# 2005 50th Anniversary of the Lord of the Rings Calendar now available



## Barliman Butterbur (Aug 22, 2004)

I was in the UCLA (Southfarthing Annex) student store yesterday, and what to my wondering eyes did appear, but a new Tolkien calendar for 2005! I bought it straightaway (lucky for me too, it seemed to be the last one).

This 50th Anniversary (of the publication of Hobbit/LOTR) Calendar is indeed special, featuring drawings by Tolkien, many of which are rarely seen. It is fascinating to see the difference in his conceptions of Barad-Dur, Orthanc, Minas Tirith, etc., compared to those of Alan Lee and John Howe.

It is available from Amazon at http://www.amazon.com/exec/obidos/tg/detail/-/0060722983/104-1761550-1811103?v=glance/.

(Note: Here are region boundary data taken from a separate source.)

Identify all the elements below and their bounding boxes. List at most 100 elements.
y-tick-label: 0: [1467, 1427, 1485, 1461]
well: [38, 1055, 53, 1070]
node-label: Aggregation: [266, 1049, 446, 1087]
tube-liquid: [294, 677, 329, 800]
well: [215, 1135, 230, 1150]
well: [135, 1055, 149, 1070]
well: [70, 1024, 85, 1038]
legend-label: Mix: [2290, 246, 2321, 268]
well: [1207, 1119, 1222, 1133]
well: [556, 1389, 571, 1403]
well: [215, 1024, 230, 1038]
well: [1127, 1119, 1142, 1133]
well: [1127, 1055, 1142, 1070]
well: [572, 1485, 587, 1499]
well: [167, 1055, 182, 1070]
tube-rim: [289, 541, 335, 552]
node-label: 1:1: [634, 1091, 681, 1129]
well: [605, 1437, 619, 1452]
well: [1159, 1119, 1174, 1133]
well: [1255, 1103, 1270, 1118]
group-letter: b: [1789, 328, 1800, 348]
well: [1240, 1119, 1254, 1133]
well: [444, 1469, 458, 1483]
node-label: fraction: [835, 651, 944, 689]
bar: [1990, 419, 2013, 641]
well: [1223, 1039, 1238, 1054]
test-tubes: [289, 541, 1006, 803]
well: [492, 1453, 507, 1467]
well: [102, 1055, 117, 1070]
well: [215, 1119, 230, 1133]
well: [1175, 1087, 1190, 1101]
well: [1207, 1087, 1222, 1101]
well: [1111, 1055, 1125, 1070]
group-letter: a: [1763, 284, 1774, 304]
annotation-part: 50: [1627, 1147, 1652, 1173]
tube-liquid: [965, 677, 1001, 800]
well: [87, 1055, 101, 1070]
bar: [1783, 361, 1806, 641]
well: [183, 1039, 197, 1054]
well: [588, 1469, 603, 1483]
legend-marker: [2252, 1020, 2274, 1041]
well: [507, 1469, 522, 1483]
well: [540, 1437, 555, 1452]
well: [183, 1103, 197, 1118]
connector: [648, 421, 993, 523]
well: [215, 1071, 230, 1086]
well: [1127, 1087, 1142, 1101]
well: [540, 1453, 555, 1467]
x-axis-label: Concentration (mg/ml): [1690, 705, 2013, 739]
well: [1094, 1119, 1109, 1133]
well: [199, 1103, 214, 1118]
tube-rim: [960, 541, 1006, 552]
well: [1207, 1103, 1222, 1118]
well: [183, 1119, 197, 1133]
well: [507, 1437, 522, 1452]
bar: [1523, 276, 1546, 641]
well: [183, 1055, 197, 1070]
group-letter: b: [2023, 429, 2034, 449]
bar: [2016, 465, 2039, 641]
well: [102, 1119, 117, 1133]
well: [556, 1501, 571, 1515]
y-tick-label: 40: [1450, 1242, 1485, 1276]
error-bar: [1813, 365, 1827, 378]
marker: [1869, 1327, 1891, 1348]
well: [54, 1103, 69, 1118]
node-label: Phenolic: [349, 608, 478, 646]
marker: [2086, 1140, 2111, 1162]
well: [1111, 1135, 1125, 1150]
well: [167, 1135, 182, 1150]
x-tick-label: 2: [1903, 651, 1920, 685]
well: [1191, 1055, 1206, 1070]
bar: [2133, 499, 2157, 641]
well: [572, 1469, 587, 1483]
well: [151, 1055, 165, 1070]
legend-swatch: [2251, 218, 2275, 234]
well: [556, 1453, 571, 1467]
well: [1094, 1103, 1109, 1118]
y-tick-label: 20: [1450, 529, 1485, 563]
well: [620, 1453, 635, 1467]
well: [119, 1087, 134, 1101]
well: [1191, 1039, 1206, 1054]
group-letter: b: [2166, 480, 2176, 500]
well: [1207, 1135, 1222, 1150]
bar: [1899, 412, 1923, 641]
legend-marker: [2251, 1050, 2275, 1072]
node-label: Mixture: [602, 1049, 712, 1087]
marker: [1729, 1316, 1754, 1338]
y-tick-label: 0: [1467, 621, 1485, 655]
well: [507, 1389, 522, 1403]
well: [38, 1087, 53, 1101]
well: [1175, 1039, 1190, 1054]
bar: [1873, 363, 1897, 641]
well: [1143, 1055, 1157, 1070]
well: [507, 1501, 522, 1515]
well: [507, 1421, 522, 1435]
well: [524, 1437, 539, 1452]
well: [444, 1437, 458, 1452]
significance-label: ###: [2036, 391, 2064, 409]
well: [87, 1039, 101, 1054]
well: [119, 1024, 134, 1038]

Better get one while, as they say, supplies last!

Barley


----------



## GuardianRanger (Aug 23, 2004)

"No Image Available"

What a bummer.


----------



## Barliman Butterbur (Aug 23, 2004)

GuardianRanger said:


> "No Image Available"
> 
> What a bummer.



Yeah, that was a bummer, but believe me, the calendar's worth buying sight unseen and keeping, even after 2005!

Barley


----------